Men.   Why do I always have to deitize  or demonize them, and then obsess, obsess, obsess,  little pieces of me lost bit by bit.....where?  Where do all those little pieces of self, little pieces of soul,  go? Where they somehow stolen from me?  Or do they wander in the dark like lost children, the shy little soul parts,  always trying to find their way home?

I've never really been very good at it.  Why can't we just reproduce by some kind of cell division?  You know, you look in the mirror and notice a few weird bulges.  So you pack a bag and check into the local mitosis center for a "birth of self" retreat?

(picks up glass, takes a drink)

Sex. That's what they call it now, or words somewhat more course.  Long gone is the clinical "intercourse", which manages to imply, nevertheless, some kind of mutual exchange of energy.  To make love....... you don't hear that either.  

Sex.  Reduced to a commodity. We "have sex".  It sounds like "having a beer" . We have each other.  We have cornflakes, we have Cheerios.   Names.  Labels.   Sex surrogates, swing parties, single bars.  Maximize your orgasmic potential.    Consumable.  Buyable. Disposable........O Brave New World!

And beneath the skin, beneath it all,  there is ......

 (sets down glass, looks at audience)

something so vast, so rich and so deep,  spilling out like a super nova through the cracks of every kiss, every stupid, heartbreaking,  hilarious drama, every tear streaked parting, every breathless beginning.  You look back; what was that all about?

And then we rush around looking for therapy,  for why, after the fact,  immersion in Aphrodite's tide pool made us .....crazy, mad, projective, dysfunctional.  Co-dependant. Delusional, temporarily insane............

(soft) Listen to Her laugh like thunder, like silk, like rose petals on a tsunami. 

(louder) Listen to Her laugh like thunder, like silk, like rose petals on a tsunami.......
 
No answers.  Oh, you'll come up with a few of them later. Ha!  Fit  the ocean into a bottle if you can.  Tame Aphrodite?  Make Her safe?  She'll rip you apart.  In Her waters.

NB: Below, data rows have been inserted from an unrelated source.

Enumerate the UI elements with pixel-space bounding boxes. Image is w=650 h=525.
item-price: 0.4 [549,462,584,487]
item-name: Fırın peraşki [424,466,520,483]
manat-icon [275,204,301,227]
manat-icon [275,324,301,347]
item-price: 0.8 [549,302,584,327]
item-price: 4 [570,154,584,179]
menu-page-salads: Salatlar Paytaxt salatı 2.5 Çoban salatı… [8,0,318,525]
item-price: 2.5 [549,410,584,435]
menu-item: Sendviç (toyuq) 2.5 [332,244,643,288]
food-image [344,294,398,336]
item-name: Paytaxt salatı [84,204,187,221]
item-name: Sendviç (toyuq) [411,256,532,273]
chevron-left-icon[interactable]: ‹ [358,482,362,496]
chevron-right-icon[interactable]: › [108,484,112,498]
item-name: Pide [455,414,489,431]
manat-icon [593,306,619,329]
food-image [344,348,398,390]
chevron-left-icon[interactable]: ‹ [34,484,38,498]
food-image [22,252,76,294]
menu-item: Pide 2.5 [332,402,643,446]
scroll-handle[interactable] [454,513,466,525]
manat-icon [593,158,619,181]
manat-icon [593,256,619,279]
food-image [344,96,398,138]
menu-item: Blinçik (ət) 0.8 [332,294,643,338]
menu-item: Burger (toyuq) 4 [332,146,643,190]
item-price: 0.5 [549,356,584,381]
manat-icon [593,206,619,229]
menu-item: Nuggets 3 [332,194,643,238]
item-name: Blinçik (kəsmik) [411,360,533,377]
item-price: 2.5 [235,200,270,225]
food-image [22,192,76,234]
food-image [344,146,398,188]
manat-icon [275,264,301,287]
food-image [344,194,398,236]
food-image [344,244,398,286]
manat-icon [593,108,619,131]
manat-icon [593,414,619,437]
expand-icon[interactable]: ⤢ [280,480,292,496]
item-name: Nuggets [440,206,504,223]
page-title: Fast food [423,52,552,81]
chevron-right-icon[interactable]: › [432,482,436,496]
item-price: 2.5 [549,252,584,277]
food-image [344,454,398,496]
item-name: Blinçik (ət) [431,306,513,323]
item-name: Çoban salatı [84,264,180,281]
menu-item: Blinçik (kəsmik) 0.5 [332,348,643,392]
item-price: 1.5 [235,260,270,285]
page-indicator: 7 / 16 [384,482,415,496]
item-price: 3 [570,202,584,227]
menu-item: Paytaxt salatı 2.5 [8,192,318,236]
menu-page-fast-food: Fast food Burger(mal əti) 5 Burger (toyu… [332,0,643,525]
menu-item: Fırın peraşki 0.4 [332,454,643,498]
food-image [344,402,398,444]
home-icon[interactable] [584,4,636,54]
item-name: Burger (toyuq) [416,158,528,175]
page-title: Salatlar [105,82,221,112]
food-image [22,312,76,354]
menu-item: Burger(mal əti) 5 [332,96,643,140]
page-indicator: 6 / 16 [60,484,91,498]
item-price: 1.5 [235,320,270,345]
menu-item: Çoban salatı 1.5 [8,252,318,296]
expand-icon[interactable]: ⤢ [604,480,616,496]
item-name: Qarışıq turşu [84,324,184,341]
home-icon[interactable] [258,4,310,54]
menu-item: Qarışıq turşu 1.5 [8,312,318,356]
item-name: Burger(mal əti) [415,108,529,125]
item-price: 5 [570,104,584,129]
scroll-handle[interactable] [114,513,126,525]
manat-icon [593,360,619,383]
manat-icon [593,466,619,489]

And there, in that other realm,  where no one grows old, where lips are always ripe to be kissed, she lives,  with Her Lovers,  locked in one eternal embrace,   spewing flowers and butterflies and little Gods and Demons from their ferocious heat, their cosmic creativity,
 their immaculate pleasure, their effortless separateness and merging.

While WE just get old,  haunted by old ghosts that chase you around the house like dust balls.  You sweep and sweep, but they always come back.  Old ghosts with eyes like leaves, lips like flowers.  There's a face in the crowd,  your breath stops, "It's you, you haven't aged a bit, you're still so lovely......." but the face is gone, and that was 30 years ago.
 
I loved them all. Their potbellies and sweat and bad jokes,  all the Gods that possessed them.
 
(Aphrodite tinkles laughter)

 I remember candlelight.  Moonlight, beaches, whiskey bars,  kissing goodbye at airports and somehow, never, ever to meet again.........all those breaks and  losses and tears and memories and kisses.  Rivers.

The river. 

I erase all my regrets from the storyline.  I remember when everything ignited, when all of Your waters flowed from me, Aphrodite.  And  they rippled out like waves to all the world.

And we made love.  And we made love.  And we remade  all of  Your creation. 

And those, those are moments worth remembering.

Ah, Aphrodite.  I am unmade in your waters. 


Lights dim, fade out on Nadine.  Heyoka appears, disappears.    Aphrodite steps into floodlight,  throws roses into audience as she leaves stage.